BofA Securities Europe SA ("BofA Securities") is authorized as an investment firm by the Autorité de Contrôle Prudentiel et de Résolution ("ACPR"), is regulated by the ACPR and the Autorité des Marchés Financiers, and is not a credit institution, Citigroup Global Markets Limited and Morgan Stanley & Co. International plc are authorised by the Prudential Regulation Authority (the "PRA") and regulated by the Financial Conduct Authority (the "FCA") and the PRA in the United Kingdom (together with BofA Securities, the "Joint Bookrunners") and N.M. Rothschild & Sons Limited (the "Adviser") is authorised and regulated by the FCA in the United Kingdom. Each of the Joint Bookrunners and the Adviser are acting on behalf of the Minister for Finance and no one else in connection with any offering of the Placing Shares and will not be responsible to any other person for providing the protections afforded to any of their respective clients or for providing advice to any other person in relation to any offering of the Placing Shares. None of the Joint Bookrunners nor the Adviser will regard any other person as its client in relation to the offering of the Placing Shares.

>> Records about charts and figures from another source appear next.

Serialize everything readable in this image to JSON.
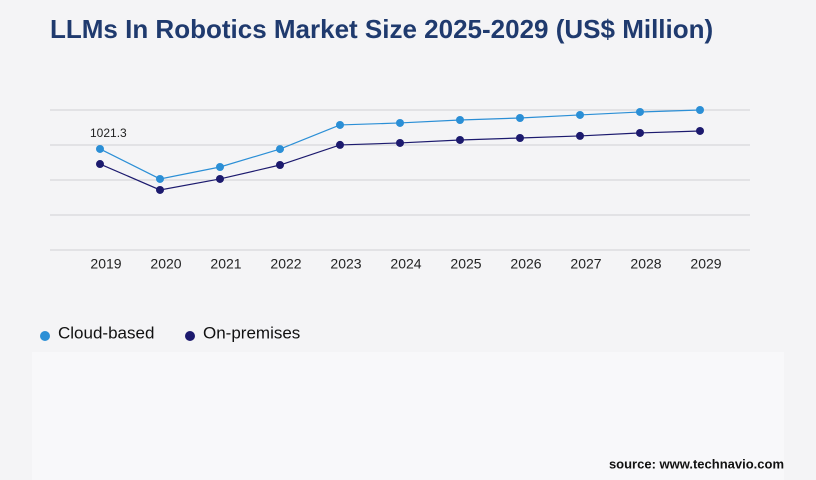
{
  "chart_data": {
    "type": "line",
    "title": "LLMs In Robotics Market Size 2025-2029 (US$ Million)",
    "categories": [
      "2019",
      "2020",
      "2021",
      "2022",
      "2023",
      "2024",
      "2025",
      "2026",
      "2027",
      "2028",
      "2029"
    ],
    "series": [
      {
        "name": "Cloud-based",
        "color": "#2b8fd6",
        "values": [
          1021.3,
          718,
          839,
          1020,
          1264,
          1284,
          1314,
          1334,
          1365,
          1395,
          1415
        ]
      },
      {
        "name": "On-premises",
        "color": "#1c1a6e",
        "values": [
          869,
          607,
          718,
          859,
          1062,
          1082,
          1112,
          1132,
          1153,
          1183,
          1203
        ]
      }
    ],
    "ylim": [
      0,
      1415
    ],
    "source": "source: www.technavio.com"
  }
}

No representation or warranty, express or implied, is or will be made as to, or in relation to, and no responsibility or liability is or will be accepted by any of the Joint Bookrunners, the Adviser or by any of their respective affiliates or agents as to or in relation to, the accuracy, completeness or sufficiency of this announcement or any other written or oral information made available to or publicly available to any interested party or its advisers in connection with the Minister for Finance, the Company, the Placing Shares, the Placing or any of the arrangements described herein, and any liability therefor is expressly disclaimed.

 

No Placing Shares will be available to any investor whose purchase of such Placing Shares, whether on its own account or as a fiduciary or agent for one or more investor accounts, would require regulatory consent in any jurisdiction (including, without limitation, under the UK Financial Services and Markets Act 2000 or the United States Bank Holding Company Act of 1956).